O que são instituições políticas?

Com a compreensão do que são democracia, autocracia e instituições, voltamos para o ponto em que regimes e instituições interagem: as instituições políticas. Dentro do funcionamento de um sistema político, uma série de instituições são postas para moldar a relação entre os indivíduos dentro da arena política. Nesse contexto, as instituições servirão como mediador da relação entre representantes e representados, entre diferentes poderes (horizontal e verticalmente), entre o Estado e os cidadãos, e entre indivíduos privados. É justamente por ser o elo entre os líderes políticos e a sociedade civil que as instituições são fundamentais para definir o regime político. A relação entre classe política e sociedade pode ser diversa, variando desde uma relação de dependência mútua e harmoniosa, até uma relação de expropriação e dominação. E é dessa maneira que o regime político importa para a vida do cidadão e da cidadã comum. Estamos falando aqui de uma diferença considerável: enquanto um regime pode ser definido por instituições políticas que permitem que a classe política preste contas a população, em que os cidadãos tem a capacidade de livremente escolher seus líderes através de eleições e onde as liberdades individuais são garantidas por leis, um outro regime pode ser marcado por escolha de líderes entre círculos de elites reduzidos, com pouca transparência do processo político e perseguição a minorias. Essa é a diferença principal entre democracias e autocracias. Mas é possível ainda falar em variações dentro desses dois pólos, a partir da variação das instituições políticas.

Em um modelo democrático representativo, Manin (1997) afirma que existem quatro instituições que costumam ser constantes. Eles são:

  1. Os que governam são apontados por eleições em intervalos regulares;
  2. As tomadas de decisão dos que governam contém um grau de independência dos desejos do eleitorado;
  3. Aqueles que são governados podem expressar suas opiniões e vontades políticas, sem que eles sejam sujeitos ao controle daqueles que governam;
  4. Decisões públicas devem passar pelo julgamento do debate.

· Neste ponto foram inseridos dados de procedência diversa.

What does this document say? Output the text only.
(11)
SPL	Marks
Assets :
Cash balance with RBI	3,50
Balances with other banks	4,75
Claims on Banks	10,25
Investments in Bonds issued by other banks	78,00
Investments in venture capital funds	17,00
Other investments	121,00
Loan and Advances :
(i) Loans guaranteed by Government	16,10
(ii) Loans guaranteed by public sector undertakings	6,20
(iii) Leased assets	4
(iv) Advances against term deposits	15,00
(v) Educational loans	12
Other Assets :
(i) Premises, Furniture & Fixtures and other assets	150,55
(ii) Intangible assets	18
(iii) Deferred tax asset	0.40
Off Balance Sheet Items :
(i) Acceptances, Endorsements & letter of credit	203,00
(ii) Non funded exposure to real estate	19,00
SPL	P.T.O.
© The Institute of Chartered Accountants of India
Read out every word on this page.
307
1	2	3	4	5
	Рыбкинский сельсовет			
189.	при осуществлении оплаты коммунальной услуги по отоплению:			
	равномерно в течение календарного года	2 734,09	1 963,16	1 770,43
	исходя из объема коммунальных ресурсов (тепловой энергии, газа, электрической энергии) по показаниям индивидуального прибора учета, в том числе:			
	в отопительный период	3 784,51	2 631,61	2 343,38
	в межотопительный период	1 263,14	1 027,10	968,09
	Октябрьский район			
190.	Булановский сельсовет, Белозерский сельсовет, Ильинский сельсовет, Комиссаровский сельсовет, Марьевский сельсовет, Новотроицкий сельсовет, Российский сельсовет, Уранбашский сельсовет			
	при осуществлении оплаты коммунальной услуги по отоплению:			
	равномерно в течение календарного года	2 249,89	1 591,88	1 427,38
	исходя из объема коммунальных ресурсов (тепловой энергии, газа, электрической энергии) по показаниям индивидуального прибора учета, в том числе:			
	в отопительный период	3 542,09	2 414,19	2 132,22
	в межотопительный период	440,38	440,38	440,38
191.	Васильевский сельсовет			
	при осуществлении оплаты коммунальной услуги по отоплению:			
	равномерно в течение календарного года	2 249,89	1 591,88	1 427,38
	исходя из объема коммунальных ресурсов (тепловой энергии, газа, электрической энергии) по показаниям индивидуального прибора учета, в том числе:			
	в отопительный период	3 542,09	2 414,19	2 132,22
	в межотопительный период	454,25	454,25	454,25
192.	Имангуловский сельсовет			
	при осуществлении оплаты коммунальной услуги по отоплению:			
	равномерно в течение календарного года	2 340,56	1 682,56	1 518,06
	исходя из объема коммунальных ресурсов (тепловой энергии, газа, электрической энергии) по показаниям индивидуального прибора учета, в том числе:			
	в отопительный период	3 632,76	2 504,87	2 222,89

Considerando todas as instituições características e fundamentais para implementar os ideias democráticos, ao redor do globo existem importantes variações dentro dessas instituições democráticas, como mostra Lijphart (1999). Ao fazer uma análise de 36 democracias, Lijphart (1999) mostra importantes variações institucionais. Ele divide todos os países analisados em dois grandes grupos: o modelo de Westminster e o modelo consensual. Enquanto a primeira representa um governo da maioria, mais bem utilizado em países homogêneos e com sistemas parlamentaristas; o segundo representa um governo formado por meio de negociações, com o objetivo de representar a pluralidade de um dado país, geralmente em países presidencialistas. Assim, algumas diferenças emergem em suas instituições políticas. Aqui, focaremos em: (1) sistemas partidários, (2) sistemas eleitorais, (3) formação de gabinetes, e (4) relação entre os poderes Executivo e Legislativo. Antes, destacamos que essa diferença entre sistemas de governo, por si só, já pode acarretar impactos importantes. De acordo com Juan Linz (1985), as chances de uma democracia ser estável é muito maior em um sistema parlamentarista do que em um sistema presidencialista. Uma ressalva, no entanto, foi feita pelo próprio autor. Essa afirmação não deve ser lida como se nenhuma democracia presidencialista conseguisse obter estabilidade; nem que todas as democracias parlamentaristas seriam estáveis. Ainda assim, muito da interpretação de Juan Linz (1985) se dá justamente pelas diferenças que vamos debater a seguir.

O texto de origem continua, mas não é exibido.